The older boys are somewhat more sensitive. They include him in a basketball game…their incentive? I have one of the best courts on the block, and so the deal is…if they want to use it, Yehuda plays too.
My heart breaks for him.
He doesn’t understand why he can’t play with the girls.
He has, like all of us, this innate human need to belong, to be accepted for who he is, for who we are.
I don’t blame the children.
I don’t assign blame to anyone.
It’s just the way it is.
And then comes Yeshiva Bonim Lamokom.
A haven for boys with Down syndrome.
They are experiencing the best of both worlds, as they learn a few times a week with the ‘typical learners’ of the mainstream Yeshiva Torah Vodaath, in which they are housed and hosted.

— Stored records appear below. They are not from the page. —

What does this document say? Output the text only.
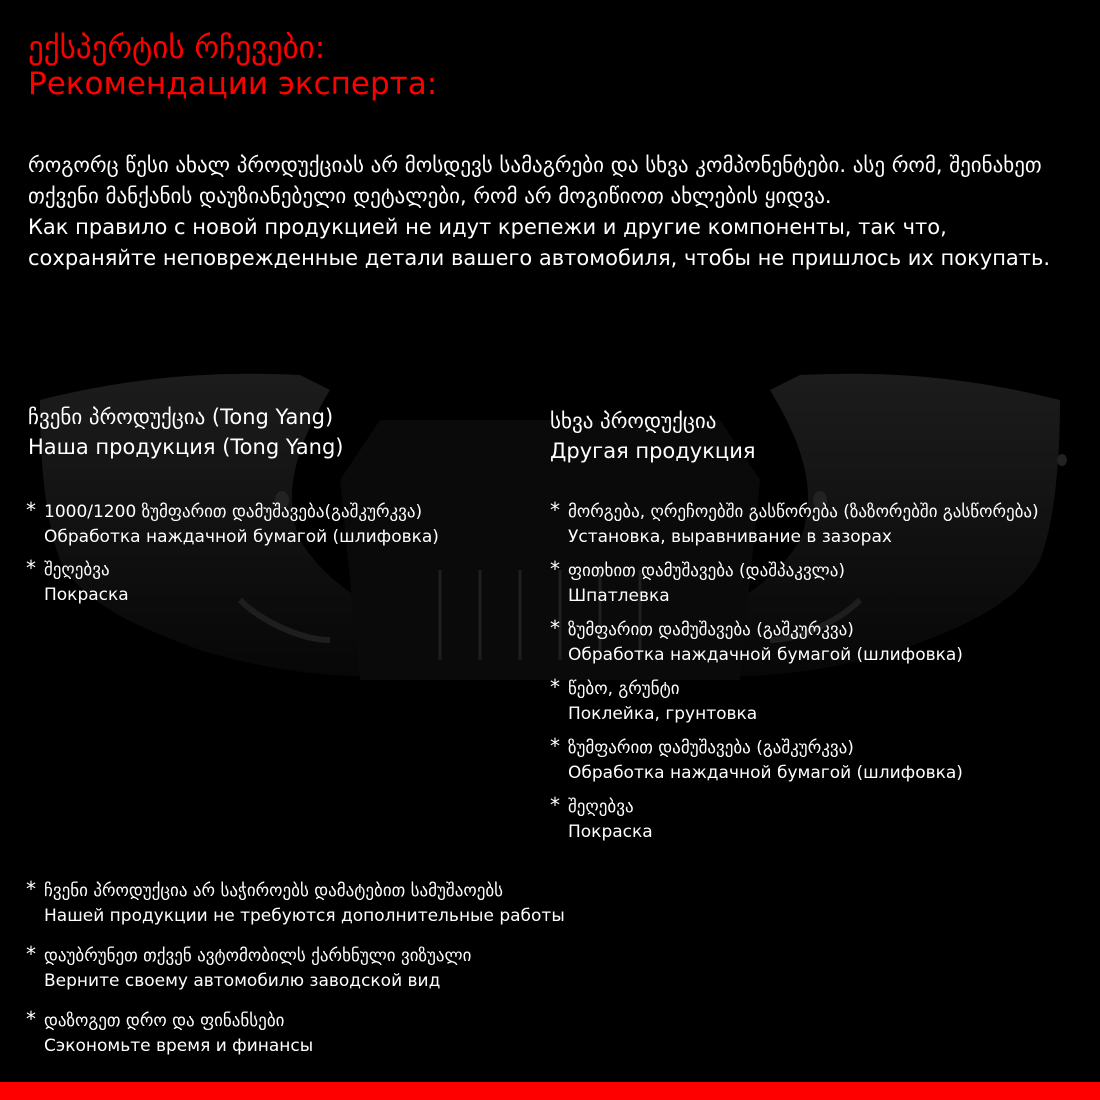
ექსპერტის რჩევები:
Рекомендации эксперта:

როგორც წესი ახალ პროდუქციას არ მოსდევს სამაგრები და სხვა კომპონენტები. ასე რომ, შეინახეთ თქვენი მანქანის დაუზიანებელი დეტალები, რომ არ მოგიწიოთ ახლების ყიდვა.

Как правило с новой продукцией не идут крепежи и другие компоненты, так что, сохраняйте неповрежденные детали вашего автомобиля, чтобы не пришлось их покупать.

ჩვენი პროდუქცია (Tong Yang)
Наша продукция (Tong Yang)
სხვა პროდუქცია
Другая продукция
* 1000/1200 ზუმფარით დამუშავება(გაშკურკვა)
Обработка наждачной бумагой (шлифовка)
* შეღებვა
Покраска
* მორგება, ღრეჩოებში გასწორება (ზაზორებში გასწორება)
Установка, выравнивание в зазорах
* ფითხით დამუშავება (დაშპაკვლა)
Шпатлевка
* ზუმფარით დამუშავება (გაშკურკვა)
Обработка наждачной бумагой (шлифовка)
* წებო, გრუნტი
Поклейка, грунтовка
* ზუმფარით დამუშავება (გაშკურკვა)
Обработка наждачной бумагой (шлифовка)
* შეღებვა
Покраска
* ჩვენი პროდუქცია არ საჭიროებს დამატებით სამუშაოებს
Нашей продукции не требуются дополнительные работы
* დაუბრუნეთ თქვენ ავტომობილს ქარხნული ვიზუალი
Верните своему автомобилю заводской вид
* დაზოგეთ დრო და ფინანსები
Сэкономьте время и финансы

Most recently, when I attended their Chanukah Chagiga, I realized that these boys don’t need others to validate themselves. They are happy, fulfilled and accepted amongst themselves just the way they are.
They don’t need to change their essence to fit into something they are not.
That extra chromosome is there for a reason. It makes a statement.
This is who I am. Take me or leave me.
And as I observed these boys dancing to the music, embracing each other, dancing arm in arm, I also noticed the devoted Rabbeim elicit the pure simchas hachaim from them. I then realized that it might be time for me to discard some old hats.